Currently, there is a wide variety of mainstream sensors on the market. Common ones include: ultrasonic sensors, infrared sensors, laser sensors, Hall sensors, photoelectric sensors, image sensors, accelerometers, gyroscopes, etc. Many of these are mature modules, and the range of precision selection is quite flexible for different needs. When rapidly building a mobile robot system, developers might consider using these sensor modules, which can reduce the time spent on designing individual sensor circuits and allow them to focus on implementing robot functionalities. This paper primarily uses two types of sensors: ultrasonic (8-16 channels) and a network camera. The hardware interface types for sensors are also very diverse. In this paper, we select common interfaces, whose types are basically covered by the following categories: GPIO type, IIC type, SPI type, RS232/485 type, USB type, as well as PWM, CAP type, bus type, etc. This paper mainly involves GPIO, USB, bus type, and EMIO type. Among them, the EMIO interface is a proprietary type for Xilinx Zynq platforms, which will be specifically introduced in Chapter 3 of this paper. 2.2.2 Real-time Control Layer The Real-time Control Layer is the core of the robot control system. It connects downwards to the Drive and Sensing Layer, making environmental judgments based on currently captured sensor information, calculating the actions the robot should take at that moment via a decision module, and issuing action commands through its interface with the Drive and Sensing Layer. It connects upwards to the Interaction Layer, providing feedback on the robot's current status to the console through its interface, while also receiving operator commands from the console and using these commands to interrupt the robot's current state. The Real-time Control Layer is the most critical part of the robot controller system presented in this paper. Figure 2-3 shows the functional modules of the Real-time Control Layer:
The key technologies of the Real-time Control Layer mainly lie in the following areas: (1) Interface implementation with the other two layers: the Drive and Sensing Layer, and the Interaction Layer. This includes the setting of communication interfaces and the implementation of communication protocols between different layers, primarily achieved through shared memory, which will be detailed in Chapters 4 and 5 of this paper. (2) Algorithm design for the decision module, which is responsible for processing a large amount of real-time data. The robot's action decisions are implemented in a state-machine-like manner. This will be detailed in Chapter 5 of this paper. (3) Interrupt mechanism configuration. In the scheme adopted in this paper, we will build an interrupt IP core in the FPGA to achieve hardware-software co-design for the interrupt module.
2.2.3 Interaction Layer
The Interaction Layer provides services for the mobile robot's non-real-time task requirements, human-machine interaction, and high-performance task processing. Theoretically, this layer supports operators interacting with the mobile robot via other terminals such as PCs, smartphones, tablets, and other devices. It is the top layer among the three layers of the mobile robot control system, connecting downwards to the Real-time Control Layer and communicating with it through a dedicated interface. In this paper, this layer serves two purposes: First, monitoring, which means it can monitor the robot's current state, including its own status and the surrounding environment's status; Second, commanding, which means at any time required by the operator, it can manually interrupt the robot's current state and issue appropriate commands.

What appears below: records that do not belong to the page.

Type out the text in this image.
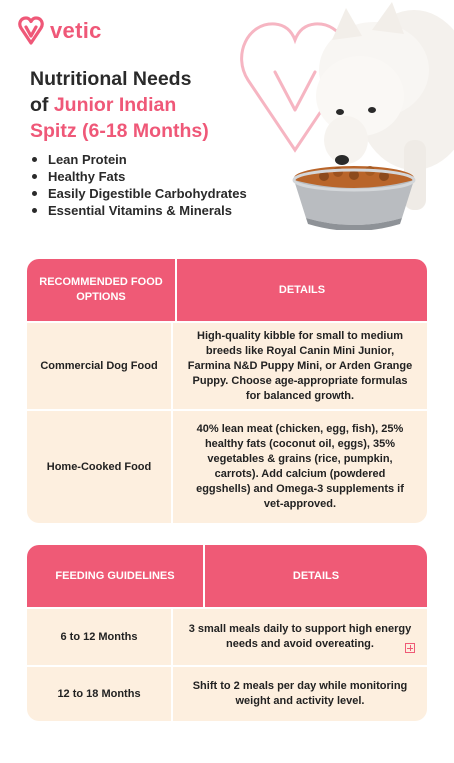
vetic
Nutritional Needs
of Junior Indian
Spitz (6-18 Months)
Lean Protein
Healthy Fats
Easily Digestible Carbohydrates
Essential Vitamins & Minerals
RECOMMENDED FOOD OPTIONS
DETAILS
Commercial Dog Food
High-quality kibble for small to medium breeds like Royal Canin Mini Junior, Farmina N&D Puppy Mini, or Arden Grange Puppy. Choose age-appropriate formulas for balanced growth.
Home-Cooked Food
40% lean meat (chicken, egg, fish), 25% healthy fats (coconut oil, eggs), 35% vegetables & grains (rice, pumpkin, carrots). Add calcium (powdered eggshells) and Omega-3 supplements if vet-approved.
FEEDING GUIDELINES	DETAILS
6 to 12 Months
3 small meals daily to support high energy needs and avoid overeating.
12 to 18 Months
Shift to 2 meals per day while monitoring weight and activity level.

Figure 2-4 shows a simplified structural diagram of the Interaction Layer:

This layer mainly consists of the following key modules: (1) Communication module: This module is responsible for implementing the communication interface with the Real-time Control Layer. In this paper, it is implemented through shared memory, which will be detailed in Chapter 5 of the paper. (2) Monitoring module: A module used to reflect the mobile robot's surrounding environment or its own current state. (3) Command module: Allows operators to issue commands to the mobile robot through this module. (4) Display submodule: A submodule existing for convenient human-machine interaction, transmitting information to the outside world via displays and other devices.